The reply states that Section 95 of the Reorganisation Act provides for the continuation of existing laws in the successor Union Territories until amended or repealed. “There is no provision in the Act that restrains or withdraws pensionary benefits already earned. Further, Section 87 provides for distribution of assets and liabilities of the erstwhile State between the two Union Territories, which includes financial obligations such as pensions. The pension for former legislators is not a fresh benefit but a continuation of a lawful entitlement earned prior to reorganisation, subject to final financial adjustment between the successor Union Territories as determined by the Central Government,” the reply stated.
The Minister clarified that there is no legal provision applicable to Ladakh for payment of pensions to former lawmakers. “Since the pensions were authorized under the Jammu and Kashmir State Legislature Members’ Pension Act, 1984 (as applicable to the UT of J&K), and there exists no enabling provision for the UT of Ladakh to disburse such pensions (the Act having been repealed in its application to Ladakh), the liability continued to rest with the UT of Jammu and Kashmir,” the reply said.

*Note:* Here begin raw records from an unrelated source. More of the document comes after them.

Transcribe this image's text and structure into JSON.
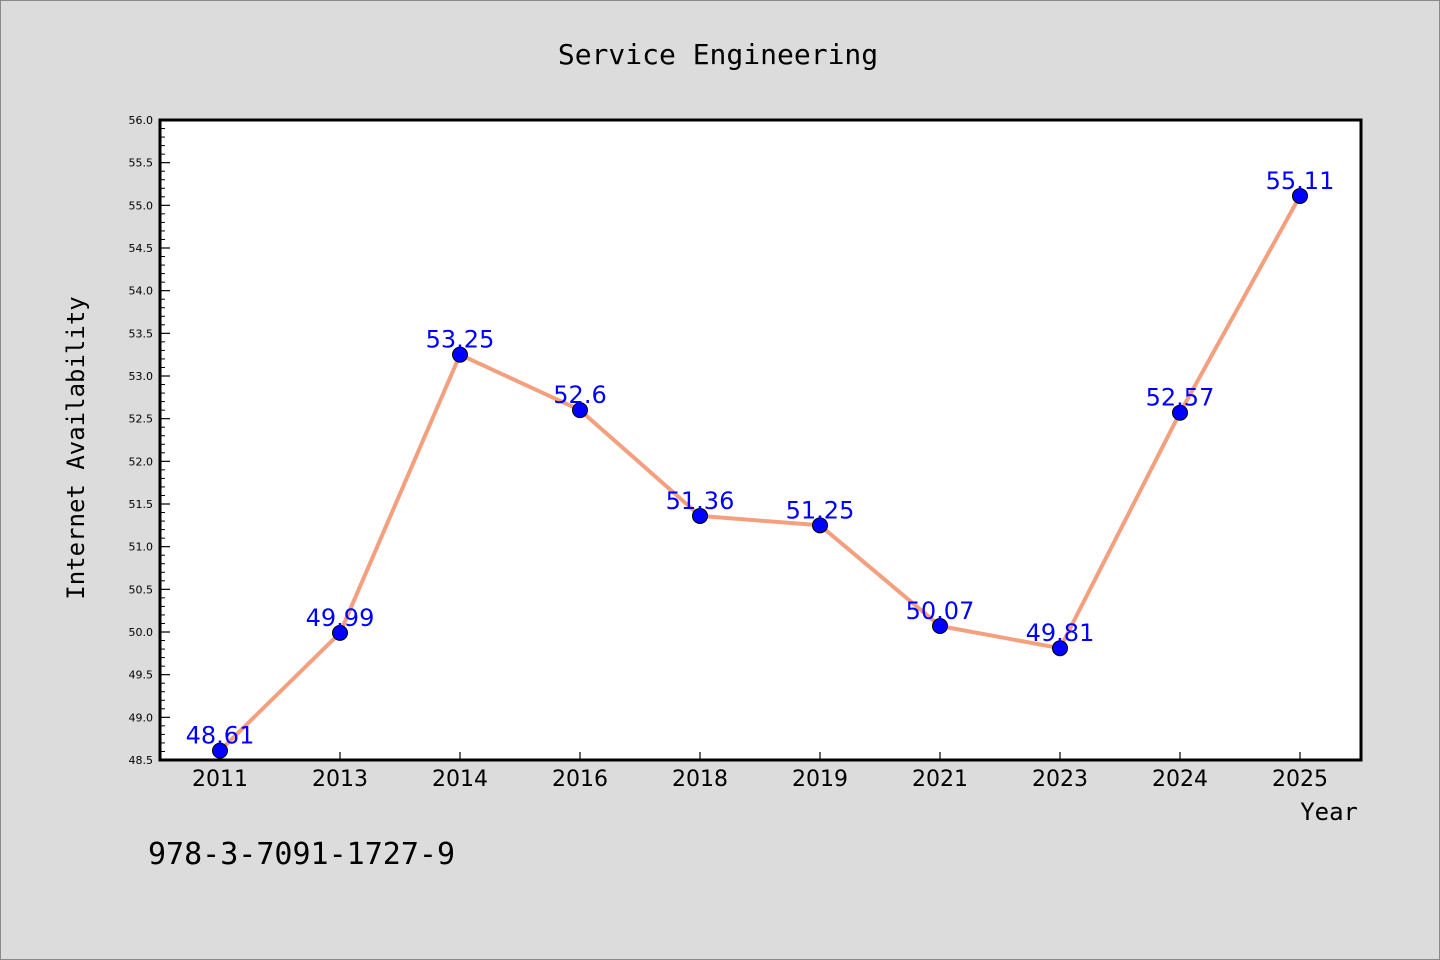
{
  "footer": "978-3-7091-1727-9",
  "colors": {
    "background": "#dcdcdc",
    "plot_background": "#ffffff",
    "line": "#f4a07e",
    "marker": "#0000ff",
    "label": "#0000ff"
  },
  "chart_data": {
    "type": "line",
    "title": "Service Engineering",
    "xlabel": "Year",
    "ylabel": "Internet Availability",
    "categories": [
      "2011",
      "2013",
      "2014",
      "2016",
      "2018",
      "2019",
      "2021",
      "2023",
      "2024",
      "2025"
    ],
    "values": [
      48.61,
      49.99,
      53.25,
      52.6,
      51.36,
      51.25,
      50.07,
      49.81,
      52.57,
      55.11
    ],
    "data_labels": [
      "48.61",
      "49.99",
      "53.25",
      "52.6",
      "51.36",
      "51.25",
      "50.07",
      "49.81",
      "52.57",
      "55.11"
    ],
    "ylim": [
      48.5,
      56.0
    ],
    "yticks": [
      "48.5",
      "49.0",
      "49.5",
      "50.0",
      "50.5",
      "51.0",
      "51.5",
      "52.0",
      "52.5",
      "53.0",
      "53.5",
      "54.0",
      "54.5",
      "55.0",
      "55.5",
      "56.0"
    ],
    "grid": false,
    "legend": "none"
  }
}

The Ministry further added that the MHA also clarified these pensions should be dealt with by the J&K Legislative Assembly. “The Office of the Principal Chief Controller of Accounts, Ministry of Home Affairs, also clarified that these pensions should be handled by the Secretariat/DDO of the J&K Legislative Assembly,” the Ministry said, adding that the Finance Department concurred with this view on November 24, 2021, and the approval was eventually approved by the Lieutenant Governor.